If you have a child with special needs, you may want to make sure he or she is provided for after you are gone. However, it can be a little complicated to estate plan with this goal in mind.
Traditional estate planning tools, like wills and living trusts, can be useful when leaving money to typical adult children. Unfortunately, traditional estate planning tools may not work as well when leaving money to a child with special needs because inheriting outright could inadvertently disqualify your child from receiving other types of financial assistance.
Will your child receive governmental benefits?
If there is a good chance your child will receive governmental benefits, it may be beneficial to set up a special needs trust. If your child inherits outright, it is possible that the assets could disqualify him or her from certain government benefits that have an income or asset limit.
Without the help of government benefits, your child’s inheritance may not last as long as you intended it to last. When the inheritance is gone, your child may qualify again to receive government benefits, but may not enjoy the standard of living that you intended to provide for him or her.
With a carefully crafted special needs trust, your child will remain eligible for the governmental benefits. These benefits can provide for your child’s basic needs, while the trust can provide extra comforts.

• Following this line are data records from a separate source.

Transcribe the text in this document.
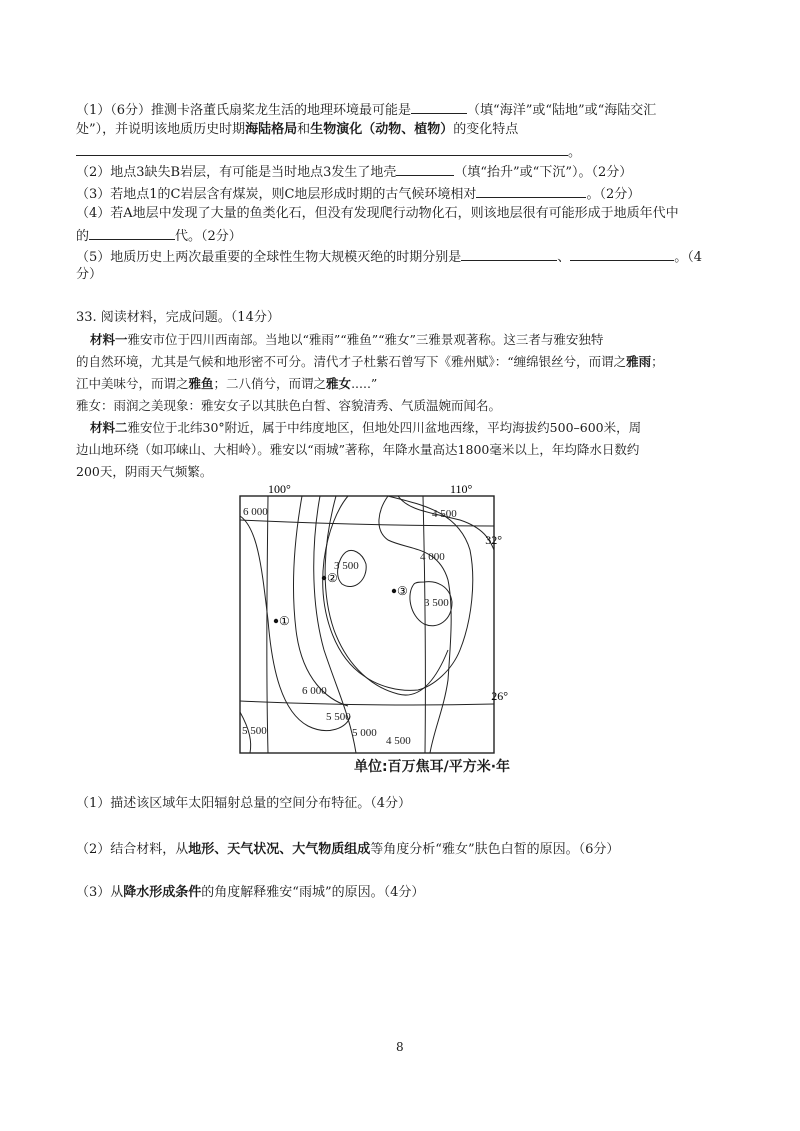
（1）（6分）推测卡洛董氏扇桨龙生活的地理环境最可能是	（填“海洋”或“陆地”或“海陆交汇
处”），并说明该地质历史时期海陆格局和生物演化（动物、植物）的变化特点
。
（2）地点3缺失B岩层，有可能是当时地点3发生了地壳	（填“抬升”或“下沉”）。（2分）
（3）若地点1的C岩层含有煤炭，则C地层形成时期的古气候环境相对	。（2分）
（4）若A地层中发现了大量的鱼类化石，但没有发现爬行动物化石，则该地层很有可能形成于地质年代中
的	代。（2分）
（5）地质历史上两次最重要的全球性生物大规模灭绝的时期分别是	、	。（4
分）
33. 阅读材料，完成问题。（14分）
材料一雅安市位于四川西南部。当地以“雅雨”“雅鱼”“雅女”三雅景观著称。这三者与雅安独特
的自然环境，尤其是气候和地形密不可分。清代才子杜紫石曾写下《雅州赋》：“缠绵银丝兮，而谓之雅雨；
江中美味兮，而谓之雅鱼；二八俏兮，而谓之雅女.....”
雅女：雨润之美现象：雅安女子以其肤色白皙、容貌清秀、气质温婉而闻名。
材料二雅安位于北纬30°附近，属于中纬度地区，但地处四川盆地西缘，平均海拔约500–600米，周
边山地环绕（如邛崃山、大相岭）。雅安以“雨城”著称，年降水量高达1800毫米以上，年均降水日数约
200天，阴雨天气频繁。
100°	110°
32°
26°
6 000	4 500
4 000
3 500
3 500
6 000
5 500
5 500
5 000
4 500
①
②
③
单位:百万焦耳/平方米·年
（1）描述该区域年太阳辐射总量的空间分布特征。（4分）
（2）结合材料，从地形、天气状况、大气物质组成等角度分析“雅女”肤色白皙的原因。（6分）
（3）从降水形成条件的角度解释雅安“雨城”的原因。（4分）
8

Where will the assets come from?
There are two kinds of special needs trusts. The one that is most appropriate for your situation will depend on who owns the money before it enters the trust. You can use a first party-special needs trust if your child already owns the money that will go into the trust. This may be the case if your child has received a court settlement or has already inherited money or property outright.
While this situation is possible, the more likely scenario is that you want to leave some of your own money or property to your child. In this situation, you can use a third-party special needs trust.
How does a special needs trust work?
Once you create a special needs trust, you can fund it right away or it can be funded upon your death. A trustee of your choice will manage the assets on your child’s behalf. The trustee may use the money in the trust to pay for the extras your child may need.
The trustee may use the funds to pay for a variety of goods and services, including:
- Pet-related costs
- Medical care
- Personal care attendants
Because your child does not control the money, it does not count against your child’s eligibility for governmental benefits. Also, if something happens and someone sues your child, the trust will protect the assets from judgement.
A special needs trust may not be the best estate planning tool for all situations. However, it can be an effective way for a parent to help a child with special needs continue to afford a comfortable quality of life.